Mr Maynard wanted to see the port give up more of the waterfront to the people, including the area immediately in front of the town.
"For example, you could provide an overbridge, a pedestrian one, and although the wharves are derelict, I can't believe it would be too expensive to maintain them to the level where pedestrian traffic could use them."
He said under the current plan this part of the port would not be opened up for another 30 years, after the port company completed its move away from the town.
"I think something could be done but there is basically no real willingness. The port company wants to make Dampier Bay the place, they want to move east eventually, but it's going to take a very long time to reclaim the land so that it's sufficiently solid to be able to put containers on it.
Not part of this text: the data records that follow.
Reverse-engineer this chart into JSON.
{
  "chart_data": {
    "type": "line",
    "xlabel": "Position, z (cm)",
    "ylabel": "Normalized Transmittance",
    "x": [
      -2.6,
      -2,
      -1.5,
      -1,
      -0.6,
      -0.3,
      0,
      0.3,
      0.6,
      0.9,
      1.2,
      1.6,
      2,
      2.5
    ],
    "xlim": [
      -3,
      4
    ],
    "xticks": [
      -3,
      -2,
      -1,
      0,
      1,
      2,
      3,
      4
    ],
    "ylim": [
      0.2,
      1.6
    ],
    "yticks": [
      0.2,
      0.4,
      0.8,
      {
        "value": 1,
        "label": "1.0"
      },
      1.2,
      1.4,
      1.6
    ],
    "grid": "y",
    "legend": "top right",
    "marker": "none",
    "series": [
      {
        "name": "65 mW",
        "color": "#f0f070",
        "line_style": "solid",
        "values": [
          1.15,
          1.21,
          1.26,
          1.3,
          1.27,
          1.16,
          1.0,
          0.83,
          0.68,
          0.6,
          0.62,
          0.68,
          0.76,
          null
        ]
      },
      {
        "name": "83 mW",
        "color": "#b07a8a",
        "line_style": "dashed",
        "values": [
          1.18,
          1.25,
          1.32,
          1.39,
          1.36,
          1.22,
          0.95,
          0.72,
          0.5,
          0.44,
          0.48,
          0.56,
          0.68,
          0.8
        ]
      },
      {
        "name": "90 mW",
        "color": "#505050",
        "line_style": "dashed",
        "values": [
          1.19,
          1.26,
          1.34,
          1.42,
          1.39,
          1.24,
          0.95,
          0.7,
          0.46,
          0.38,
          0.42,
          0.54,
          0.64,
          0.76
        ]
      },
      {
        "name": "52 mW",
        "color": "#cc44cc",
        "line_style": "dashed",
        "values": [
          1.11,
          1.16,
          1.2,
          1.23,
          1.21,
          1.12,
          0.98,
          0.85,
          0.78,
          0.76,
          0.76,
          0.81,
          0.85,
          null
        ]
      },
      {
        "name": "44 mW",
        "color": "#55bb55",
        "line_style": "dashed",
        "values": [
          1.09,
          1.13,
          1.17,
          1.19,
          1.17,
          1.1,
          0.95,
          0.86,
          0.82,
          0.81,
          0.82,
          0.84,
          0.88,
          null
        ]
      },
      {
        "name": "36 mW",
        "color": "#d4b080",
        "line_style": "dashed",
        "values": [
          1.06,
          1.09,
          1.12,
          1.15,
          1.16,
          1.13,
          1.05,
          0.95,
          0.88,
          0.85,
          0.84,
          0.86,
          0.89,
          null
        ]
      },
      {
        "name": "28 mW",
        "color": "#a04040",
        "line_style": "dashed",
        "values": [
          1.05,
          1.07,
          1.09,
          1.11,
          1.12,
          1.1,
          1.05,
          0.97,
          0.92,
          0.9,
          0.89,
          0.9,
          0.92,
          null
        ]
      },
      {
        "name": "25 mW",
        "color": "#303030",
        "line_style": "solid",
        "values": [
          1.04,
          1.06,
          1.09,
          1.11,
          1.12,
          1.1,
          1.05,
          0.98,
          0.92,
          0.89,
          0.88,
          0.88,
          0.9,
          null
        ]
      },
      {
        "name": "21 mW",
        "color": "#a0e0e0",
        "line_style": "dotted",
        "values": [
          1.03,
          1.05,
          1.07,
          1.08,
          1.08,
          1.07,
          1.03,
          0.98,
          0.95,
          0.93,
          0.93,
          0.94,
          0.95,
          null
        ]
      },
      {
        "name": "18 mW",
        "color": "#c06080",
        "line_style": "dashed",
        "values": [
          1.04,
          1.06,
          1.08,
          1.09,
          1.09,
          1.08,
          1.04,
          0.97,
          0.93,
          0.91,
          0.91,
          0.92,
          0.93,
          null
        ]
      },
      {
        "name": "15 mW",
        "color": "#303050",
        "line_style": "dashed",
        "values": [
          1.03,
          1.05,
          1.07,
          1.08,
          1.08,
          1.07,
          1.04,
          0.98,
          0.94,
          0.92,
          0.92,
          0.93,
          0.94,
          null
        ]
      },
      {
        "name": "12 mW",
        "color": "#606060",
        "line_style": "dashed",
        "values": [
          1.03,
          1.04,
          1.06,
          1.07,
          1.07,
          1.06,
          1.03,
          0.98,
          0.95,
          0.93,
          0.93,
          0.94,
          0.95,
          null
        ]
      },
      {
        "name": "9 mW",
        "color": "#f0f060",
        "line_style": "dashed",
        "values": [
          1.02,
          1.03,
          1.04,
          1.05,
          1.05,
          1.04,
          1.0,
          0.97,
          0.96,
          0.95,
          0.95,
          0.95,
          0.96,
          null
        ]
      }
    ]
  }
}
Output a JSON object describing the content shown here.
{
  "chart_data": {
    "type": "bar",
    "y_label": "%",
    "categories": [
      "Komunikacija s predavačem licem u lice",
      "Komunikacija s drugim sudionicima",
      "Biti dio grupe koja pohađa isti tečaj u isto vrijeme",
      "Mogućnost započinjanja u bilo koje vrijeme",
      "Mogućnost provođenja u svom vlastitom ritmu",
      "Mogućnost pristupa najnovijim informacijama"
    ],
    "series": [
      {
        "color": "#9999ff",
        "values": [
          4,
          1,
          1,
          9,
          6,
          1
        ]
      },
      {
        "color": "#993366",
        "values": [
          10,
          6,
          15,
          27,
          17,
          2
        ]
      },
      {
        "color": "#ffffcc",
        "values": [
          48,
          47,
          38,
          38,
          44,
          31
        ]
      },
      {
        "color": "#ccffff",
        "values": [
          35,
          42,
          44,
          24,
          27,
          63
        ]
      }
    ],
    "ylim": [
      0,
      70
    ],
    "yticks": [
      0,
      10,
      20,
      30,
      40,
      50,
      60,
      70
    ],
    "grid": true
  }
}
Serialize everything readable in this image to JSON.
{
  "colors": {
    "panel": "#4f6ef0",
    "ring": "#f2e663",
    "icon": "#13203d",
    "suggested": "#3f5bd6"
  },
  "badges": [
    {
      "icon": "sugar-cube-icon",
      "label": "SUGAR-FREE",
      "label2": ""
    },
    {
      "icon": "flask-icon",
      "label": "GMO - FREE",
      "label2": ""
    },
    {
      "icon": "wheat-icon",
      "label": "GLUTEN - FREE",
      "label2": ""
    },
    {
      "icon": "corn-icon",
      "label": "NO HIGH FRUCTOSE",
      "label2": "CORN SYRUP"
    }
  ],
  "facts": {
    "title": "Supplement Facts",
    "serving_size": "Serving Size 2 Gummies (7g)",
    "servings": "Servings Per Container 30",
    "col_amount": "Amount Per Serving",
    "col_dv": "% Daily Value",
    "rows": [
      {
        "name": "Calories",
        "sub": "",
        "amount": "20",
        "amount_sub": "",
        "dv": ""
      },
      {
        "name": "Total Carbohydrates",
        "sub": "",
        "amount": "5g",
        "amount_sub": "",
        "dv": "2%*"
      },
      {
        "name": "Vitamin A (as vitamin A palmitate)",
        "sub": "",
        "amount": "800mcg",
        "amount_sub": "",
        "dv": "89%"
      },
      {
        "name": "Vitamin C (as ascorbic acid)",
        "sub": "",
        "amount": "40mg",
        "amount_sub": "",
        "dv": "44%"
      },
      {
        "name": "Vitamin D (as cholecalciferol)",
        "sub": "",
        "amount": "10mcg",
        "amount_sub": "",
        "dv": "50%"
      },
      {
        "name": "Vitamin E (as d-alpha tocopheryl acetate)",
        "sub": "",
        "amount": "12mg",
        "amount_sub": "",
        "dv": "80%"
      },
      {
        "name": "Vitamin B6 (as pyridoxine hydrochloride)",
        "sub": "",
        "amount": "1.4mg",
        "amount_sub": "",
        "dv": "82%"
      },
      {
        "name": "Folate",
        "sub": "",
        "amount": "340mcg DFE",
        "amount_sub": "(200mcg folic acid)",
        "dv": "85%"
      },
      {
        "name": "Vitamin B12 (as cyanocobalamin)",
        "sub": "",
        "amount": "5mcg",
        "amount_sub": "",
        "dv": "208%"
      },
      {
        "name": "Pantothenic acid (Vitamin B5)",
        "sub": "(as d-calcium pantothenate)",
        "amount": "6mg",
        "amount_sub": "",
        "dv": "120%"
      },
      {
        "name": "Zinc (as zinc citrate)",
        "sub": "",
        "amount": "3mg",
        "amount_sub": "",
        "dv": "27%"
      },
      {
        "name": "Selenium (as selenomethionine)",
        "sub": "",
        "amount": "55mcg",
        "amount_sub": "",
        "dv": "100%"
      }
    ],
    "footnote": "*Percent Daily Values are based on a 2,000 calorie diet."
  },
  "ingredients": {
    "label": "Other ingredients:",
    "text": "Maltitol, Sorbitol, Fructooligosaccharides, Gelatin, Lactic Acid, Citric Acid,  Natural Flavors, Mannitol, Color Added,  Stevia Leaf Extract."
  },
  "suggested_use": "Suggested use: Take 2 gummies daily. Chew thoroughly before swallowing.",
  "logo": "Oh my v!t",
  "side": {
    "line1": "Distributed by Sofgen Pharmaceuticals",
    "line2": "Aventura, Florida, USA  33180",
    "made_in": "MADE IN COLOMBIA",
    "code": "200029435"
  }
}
"A lot of people would quite like to see something in the interim before we're all dead."
The redevelopment of Dampier Bay was one of a number of projects the Government wanted to see happen as part of earthquake recovery in the region and would therefore require final sign-off from the Earthquake Recovery Minister, Gerry Brownlee.
Christchurch City Council, which had just spent $3 million building a town square on London Street, also wanted a say on what the waterfront project would end up looking like.
Ward councillor for Lyttelton and co-owner of a dairy on London Street Andrew Turner said planners need to ensure Dampier Bay did not disadvantage businesses on the street.
"If we saw thousands of square metres of retail space or office space down there, that's when we might start to say, well this is actually going to be stopping the recovery of the Lyttelton town centre because it's taking away that which perhaps might naturally have come into the Lyttelton town centre."
As-well-as developing the waterfront, the port's recovery plan calls for the return of the cruise ships - although building a cruise ship terminal was not something the port was willing to do.
The vessels, and the thousands of tourists who travel on them, have been calling at Akaroa ever since the earthquakes made it impossible for them to berth at Lyttelton.
Mr Turner said the council might look at helping to get a terminal off the ground itself, and had commissioned a study into the benefits that could flow to the Canterbury economy through bringing the boats back.
"There's a conversation already started around what kind of partnerships might be required.
"Clearly the cruise ship operators have an interest, as does the city.
"So, if it doesn't work for the port, then we need to be looking at how others who would also benefit, can help make it work for the port."
Lyttelton Port chief executive Peter Davie it was too soon to say how much retail and hospitality space will be made available at Dampier Bay.
"We're out at the moment, talking with some of the property developers. We've just started talking with them and saying, what do you think would be of interest in an area like this.
"All we've said is we've got this much land area. Some of it will be public space and some will be retail and we really haven't put the footprint down yet."
Mr Davie said a new footpath would be built to get people from the main part of the town to Dampier Bay.
He said opening up the part of the port immediately in front of the town was still a long way off.
"At this stage it's a minimum of ten years because we still use those wharves for cargo. One of the pieces of feedback we got as part of our consultation is people actually want to see ships still coming in to the inner harbour. They enjoy the view of them working and doing things."
The public would get its say on the Lyttelton Port Recovery Plan from April next year.
A final decision would be made by the Earthquake Recovery Minister Gerry Brownlee in August.